Feeling a bit awkward now, but not wanting to admit it, I said cheerfully, ‘I’ll volunteer him!’

Then we came to Brig O’Fearn and I stopped talking so I could concentrate on driving carefully through the village again. But I had the hang of this now. The road to Glenmoredun Castle went haring away to the south, twisting around Pitbroomie Hill as though it couldn’t decide which direction it wanted to go, but I followed it anyway, picking up speed.

‘I don’t believe you know where you’re going,’ Ellen said.

‘Oh pish, there isn’t any other road! How could I possibly get lost here?’ (It is true I am hopeless at directions. I came down the wrong side of the mountain on that skiing holiday and had to be brought back to the chalet by a policeman. But the Pitbroomie Moor was familiar. Part of it used to belong to Strathfearn.)

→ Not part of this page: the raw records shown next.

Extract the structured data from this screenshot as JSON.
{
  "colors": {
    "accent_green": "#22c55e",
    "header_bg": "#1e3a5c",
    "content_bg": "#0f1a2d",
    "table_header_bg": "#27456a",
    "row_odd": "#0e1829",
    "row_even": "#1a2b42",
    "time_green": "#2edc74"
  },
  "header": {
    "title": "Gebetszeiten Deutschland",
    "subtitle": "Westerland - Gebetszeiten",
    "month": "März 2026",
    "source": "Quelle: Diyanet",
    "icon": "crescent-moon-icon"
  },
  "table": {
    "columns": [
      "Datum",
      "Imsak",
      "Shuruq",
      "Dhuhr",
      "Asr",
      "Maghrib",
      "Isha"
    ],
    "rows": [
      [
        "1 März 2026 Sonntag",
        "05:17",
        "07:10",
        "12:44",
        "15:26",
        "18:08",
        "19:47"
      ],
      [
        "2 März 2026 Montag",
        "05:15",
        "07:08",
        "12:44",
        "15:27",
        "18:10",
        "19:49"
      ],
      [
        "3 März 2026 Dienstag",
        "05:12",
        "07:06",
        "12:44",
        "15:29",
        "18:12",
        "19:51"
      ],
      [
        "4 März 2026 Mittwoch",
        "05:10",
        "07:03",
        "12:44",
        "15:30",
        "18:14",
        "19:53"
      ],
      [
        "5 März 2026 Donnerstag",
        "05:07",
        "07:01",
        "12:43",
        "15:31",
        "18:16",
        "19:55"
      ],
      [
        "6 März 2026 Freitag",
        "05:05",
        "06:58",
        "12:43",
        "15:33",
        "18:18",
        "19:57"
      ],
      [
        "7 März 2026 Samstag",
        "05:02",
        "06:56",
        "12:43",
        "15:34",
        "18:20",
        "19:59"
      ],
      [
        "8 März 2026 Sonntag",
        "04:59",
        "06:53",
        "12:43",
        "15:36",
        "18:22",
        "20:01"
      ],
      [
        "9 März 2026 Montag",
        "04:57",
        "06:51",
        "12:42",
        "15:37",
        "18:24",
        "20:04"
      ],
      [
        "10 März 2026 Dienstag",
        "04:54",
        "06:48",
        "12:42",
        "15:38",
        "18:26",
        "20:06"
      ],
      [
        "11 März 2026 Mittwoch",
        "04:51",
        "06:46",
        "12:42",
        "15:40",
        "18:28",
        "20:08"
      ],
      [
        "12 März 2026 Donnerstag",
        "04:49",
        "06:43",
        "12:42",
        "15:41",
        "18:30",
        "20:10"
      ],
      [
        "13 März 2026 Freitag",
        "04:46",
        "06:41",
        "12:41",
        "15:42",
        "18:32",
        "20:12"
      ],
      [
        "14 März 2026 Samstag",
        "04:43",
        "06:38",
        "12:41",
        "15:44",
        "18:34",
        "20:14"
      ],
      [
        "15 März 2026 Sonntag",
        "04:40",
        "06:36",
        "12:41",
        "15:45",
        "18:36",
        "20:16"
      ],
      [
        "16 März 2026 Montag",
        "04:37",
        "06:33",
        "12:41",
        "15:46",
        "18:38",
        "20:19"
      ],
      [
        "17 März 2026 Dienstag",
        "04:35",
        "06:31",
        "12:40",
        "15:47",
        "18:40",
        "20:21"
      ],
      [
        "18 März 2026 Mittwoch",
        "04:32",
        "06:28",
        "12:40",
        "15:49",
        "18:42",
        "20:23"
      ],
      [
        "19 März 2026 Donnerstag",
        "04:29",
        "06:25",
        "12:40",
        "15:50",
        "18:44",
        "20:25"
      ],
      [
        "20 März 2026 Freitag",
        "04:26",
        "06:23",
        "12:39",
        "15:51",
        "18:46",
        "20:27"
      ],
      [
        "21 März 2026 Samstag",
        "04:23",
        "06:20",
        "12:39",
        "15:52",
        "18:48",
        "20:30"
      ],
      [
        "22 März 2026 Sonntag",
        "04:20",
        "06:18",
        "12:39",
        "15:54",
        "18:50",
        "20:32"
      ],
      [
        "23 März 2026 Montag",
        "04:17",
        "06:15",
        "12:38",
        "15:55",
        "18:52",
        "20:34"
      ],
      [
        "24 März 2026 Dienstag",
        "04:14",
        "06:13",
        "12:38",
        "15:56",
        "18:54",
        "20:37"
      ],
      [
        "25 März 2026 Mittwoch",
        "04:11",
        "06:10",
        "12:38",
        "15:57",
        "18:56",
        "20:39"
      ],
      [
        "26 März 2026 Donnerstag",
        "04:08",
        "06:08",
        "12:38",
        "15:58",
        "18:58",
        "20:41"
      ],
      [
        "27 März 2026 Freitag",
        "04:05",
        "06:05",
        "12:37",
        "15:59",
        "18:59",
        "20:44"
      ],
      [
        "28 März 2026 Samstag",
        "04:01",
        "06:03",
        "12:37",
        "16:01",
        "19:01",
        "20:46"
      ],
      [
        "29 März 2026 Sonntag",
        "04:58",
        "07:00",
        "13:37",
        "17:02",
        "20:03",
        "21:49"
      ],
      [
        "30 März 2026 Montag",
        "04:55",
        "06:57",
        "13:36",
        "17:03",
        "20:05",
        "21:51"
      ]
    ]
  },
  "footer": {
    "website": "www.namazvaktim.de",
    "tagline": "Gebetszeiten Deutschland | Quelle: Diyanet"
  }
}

We were between stone walls and hedges on the way up, thorn and bramble, and couldn’t see where we were in relation to anything else. Then over cattle bars and there were no more walls. The thorn turned to gorse, still brilliant here and there with yellow blossom and heavy with bees.

The pavement disappeared suddenly and we were on gravel just as the gradient increased dramatically. I had to slow down but I forgot to shift out of high gear and, horror, three quarters of the way up, the Magnette stalled with a tremendous lurch.

Ellen made a little shrieking sound like ‘Eep!’

I tried to start the motor again and found myself in neutral, slowly bumping backward down the steep hillside and gathering speed. I yanked on the handbrake and both of us nearly went flying out of the open car like a pair of jack-in-the-boxes.

‘God pity us.’

I could hardly blame Ellen for that.

We paused quietly in the middle of the track, catching our breath in safe and sudden stillness.